Lifestyle Fast Tracks the April 2017 issue

A Bull Market

Lower Manhattan is in an upswing.
By Carrie Williamson Posted on March 31, 2017

Tom Wolfe coined the term “Masters of the Universe” to describe the ambitious young Wall Streeters of the 1980s that he chronicled in his best-selling novel, The Bonfire of the Vanities. Like the stock market, the Financial District has had its ups and downs since. But there is no doubt that Lower Manhattan is in the throes of a bull market. In addition to finance, the current Masters of the Universe, navigating the narrow, winding streets of New York City’s oldest neighborhood, are coming from creative industries such as advertising, tech, fashion and media—publishing giants Condé Nast and Time Inc. have both moved here.

They are also living and playing where they work. According to the Alliance for Downtown New York’s 2016 Year in Review, there are now 658 stores, 512 eateries, 323 residential and mixed-use buildings and 30 hotels in Lower Manhattan.

The latest addition to the neighborhood’s skyscrapers and historic sights, such as Trinity Church, Federal Hall and Wall Street, is the Oculus, which serves as the World Trade Center transportation hub—a striking structure designed by Spanish architect Santiago Calatrava. Built by the shopping center developer Westfield Corporation and known officially as the Westfield World Trade Center, the mezzanine is a mecca for upscale shops, including a two-floor Apple store, FordHub, Ford’s experiential retail space, and the latest Eataly. While this Eataly lacks the cavernous feel of the Flatiron location, it is still teeming with market stations offering Italian fare—pizza, pasta, freshly baked breads and wheels of cheese. You can grab a panini or espresso to go or sit down at one of four restaurants, including the Osteria della Pace, which serves Southern Italian cuisine with Downtown views.

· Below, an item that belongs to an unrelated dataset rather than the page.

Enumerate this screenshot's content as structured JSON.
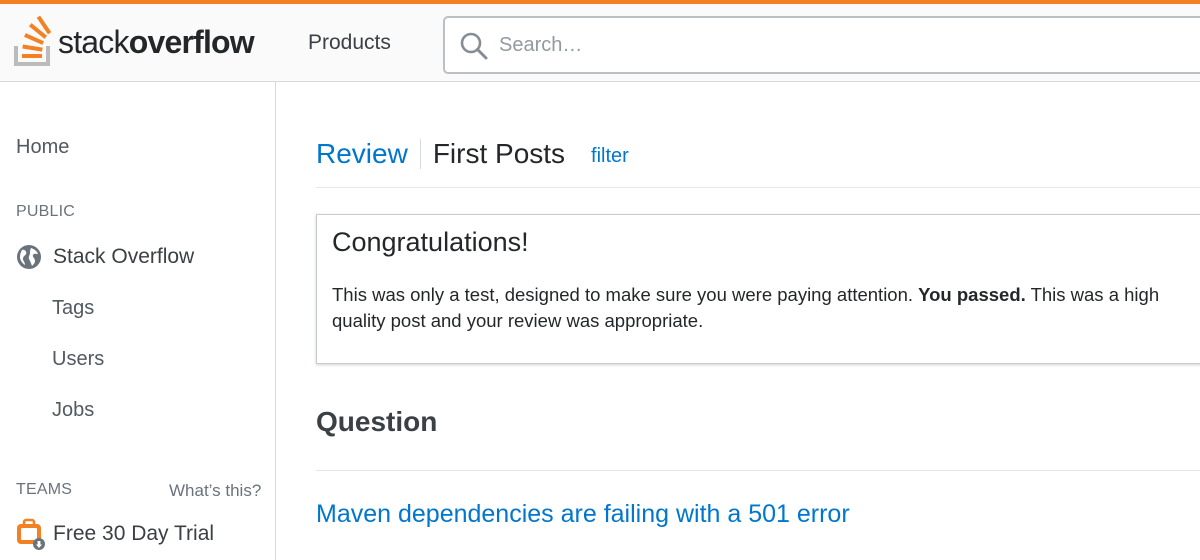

Towering above it all is the new One World Observatory, on the 100th floor of One World Trade Center. Far below, in the heart of it all, are two new hotels, the Four Seasons Hotel New York Downtown, an oasis of refinement, and the Beekman, a modern take on the Gilded Age.
The city’s hottest new restaurants, which are also some of its most beautiful, are not only located in Lower Manhattan but also affiliated with hotels, a tad unusual. At the Beekman, New Yorkers from the Upper West and East Sides are actually venturing down, appearing as tourists in their own city to sip cocktails in The Bar Room, a stunning space in the atrium of this former library, and to dine at chef Keith McNally’s Augustine or chef Tom Colicchio’s Fowler & Wells. Le Coucou, a lovely French eatery by chef Daniel Rose, is in 11 Howard, a new boutique hotel in Chinatown. It topped the list of best new restaurants in 2016 for many critics, including Pete Wells of The New York Times, and is one of the most sought-after reservations in town.